Die Kämpfe der 20er Jahre
In der Industriestadt Schweinfurt entwickelte sich schon früh eine organisierte Arbeiterschaft. 1883 wurde die erste Gewerkschaft gegründet, der bald weitere folgten. Die Arbeiter schlossen sich zudem in Parteien, Kultur-, Sport- und Sozialvereinen zusammen wie den Naturfreunden (für die der naturliebende Wehner in Schweinfurt eine Ortsgruppe gründete), Arbeitersportvereinen und der Freigeistigen Gemeinschaft.
Die Anarchisten, denen Wehner anhing, setzten sich für die vollständige Gleichberechtigung von Frauen ein, organisierten Bildungsveranstaltungen, unter anderem zur Geburtenregelung, wozu auch Wehner Vorträge hielt.

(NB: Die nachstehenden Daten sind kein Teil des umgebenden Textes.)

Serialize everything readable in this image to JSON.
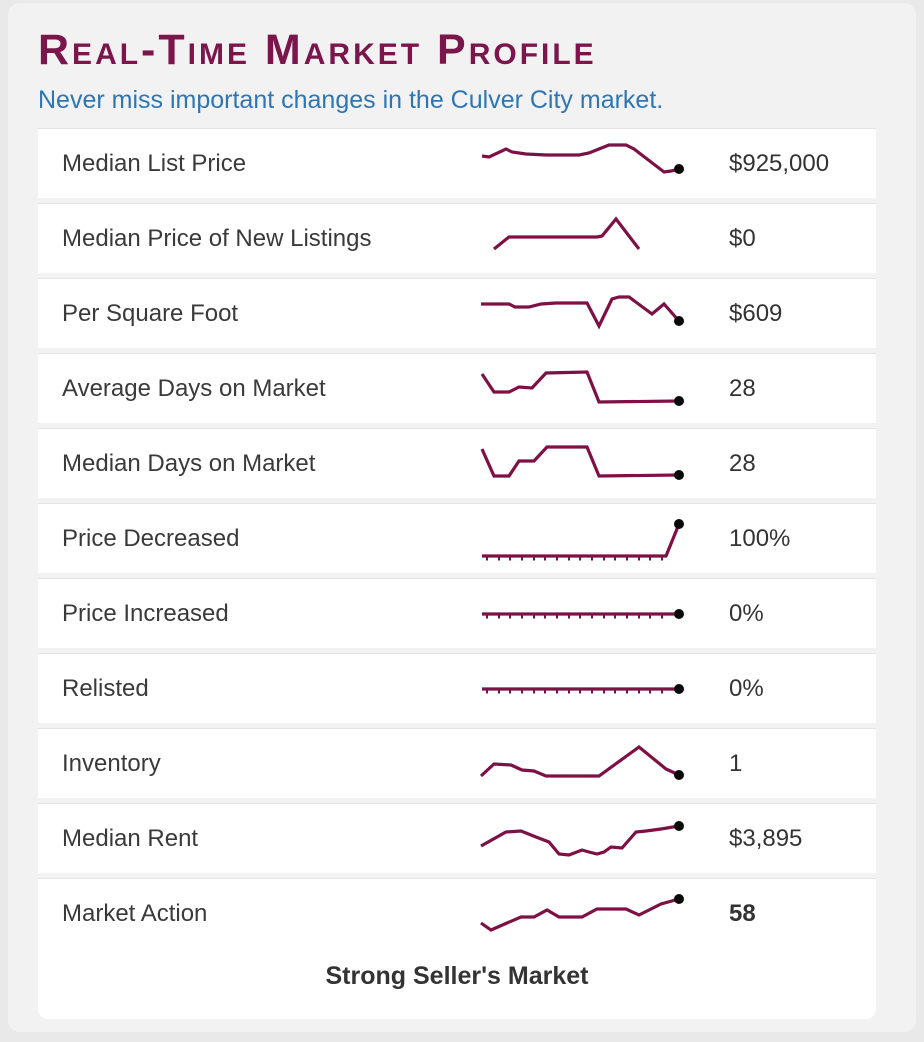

Beispiele großer Proteste, wie der Schweinfurter Bierkrieg 1910, der ganz Bayern erfasste, der Protest gegen den zur Finanzierung der Kriegsschulden eingeführten Lohnsteuerabzug 1920, ebenso wie der große Streik in der Schweinfurter Kugellagerindustrie im gleichen Jahr, zeugen von großer Solidarität. Sie hinterlassen aber auch den Eindruck von Vergeblichkeit, da sie sämtlich mit einer Niederlage endeten. Auch die Bemühungen um eine politische Neuordnung nach der Revolution 1918 scheiterten. Der von Kurt Eisner Ende 1918 ausgerufene Freistaat Bayern brachte erhebliche politische und soziale Fortschritte, wie das allgemeine Wahlrecht, auch für Frauen. Der Freistaat währte nur knapp fünf Monate, die nach Eisners Ermordung in mehreren bayrischen Städten ausgerufenen Räterepubliken nicht einmal fünf Tage.

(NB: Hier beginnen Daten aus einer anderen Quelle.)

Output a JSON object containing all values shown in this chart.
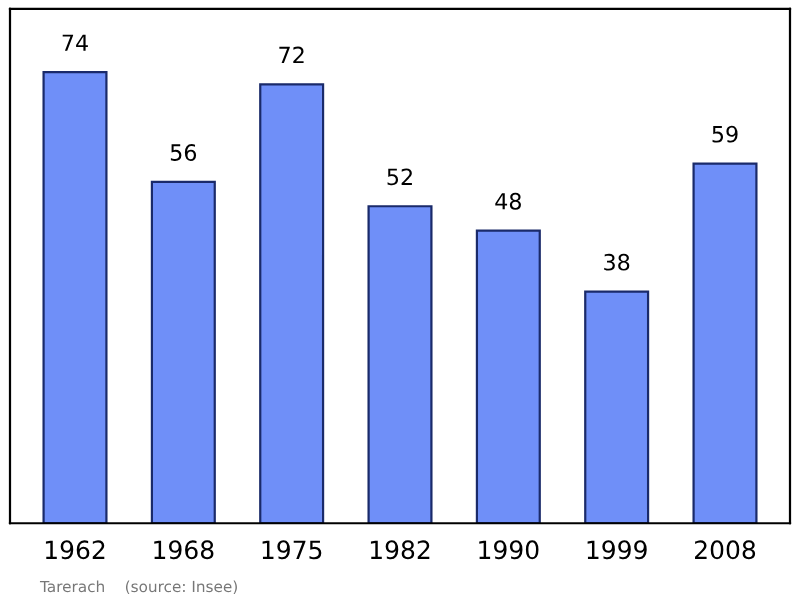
{
  "chart_data": {
    "type": "bar",
    "categories": [
      "1962",
      "1968",
      "1975",
      "1982",
      "1990",
      "1999",
      "2008"
    ],
    "values": [
      74,
      56,
      72,
      52,
      48,
      38,
      59
    ],
    "color": "#6f8ff8",
    "data_labels": true,
    "grid": false,
    "legend": false,
    "annotations": [
      "Tarerach    (source: Insee)"
    ]
  }
}
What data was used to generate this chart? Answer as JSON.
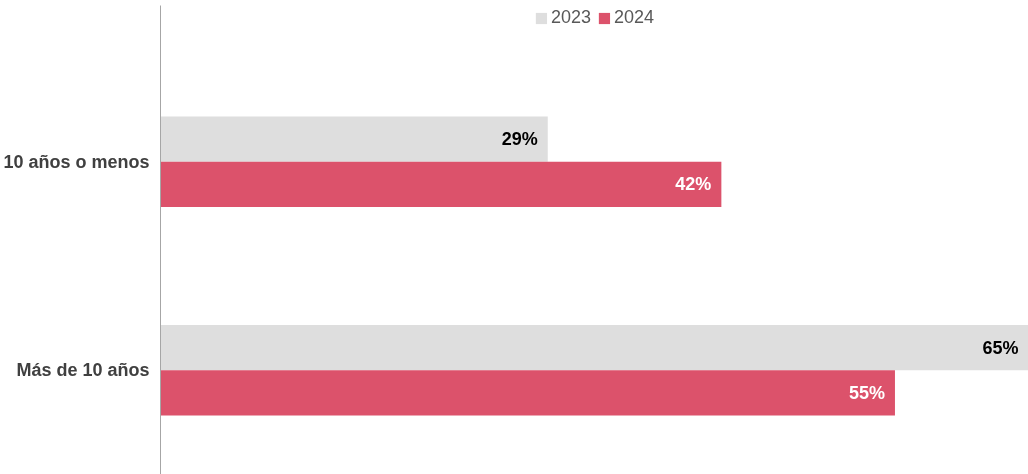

Zwischen 1920 und 1932 warb der Ortsverein Schweinfurt der FAUD mit vielfältigen Veranstaltungen und Gastvorträgen, etwa Rudolf Rockers und Emma Goldmanns, für den Anarchosyndikalismus. Schon gegen Ende der 1920er Jahre befand sich die Bewegung im Niedergang. Nach dem Zweiten Weltkrieg versuchte Wehner, den anarchosyndikalistischen Gedanken wieder zu beleben, aber in den »Wirtschaftswunder«-Jahren der 1960er hatte er keine Überlebenschance.
Eine kurze Einführung der Historikerin Gisela Notz in die Utopie Gustav Landauers, des Gründers des Sozialistischen Bundes, rundet die Biographie ab, ebenso eine sehr persönliche Erzählung der Autorin, die selbst in der Schweinfurter Gartenstadt aufwuchs, über ihren Großvater Rudolf Keinholz, einen Schweinfurter Anarchisten und Freund Wehners. Die Grundüberzeugungen Rudolf Rockers, des Ideengebers des Föderalismus, stellt der Historiker Helge Döhring, Mitbegründer des Instituts für Syndikalismusforschung, in einem weiteren Beitrag vor. Ergänzt wird das Buch durch zahlreiche Abbildungen, eine ausführliche Zeittafel von 1885 bis 1968, Verzeichnisse der Schweinfurter Anarchisten und der damals herausgegebenen Zeitschriften.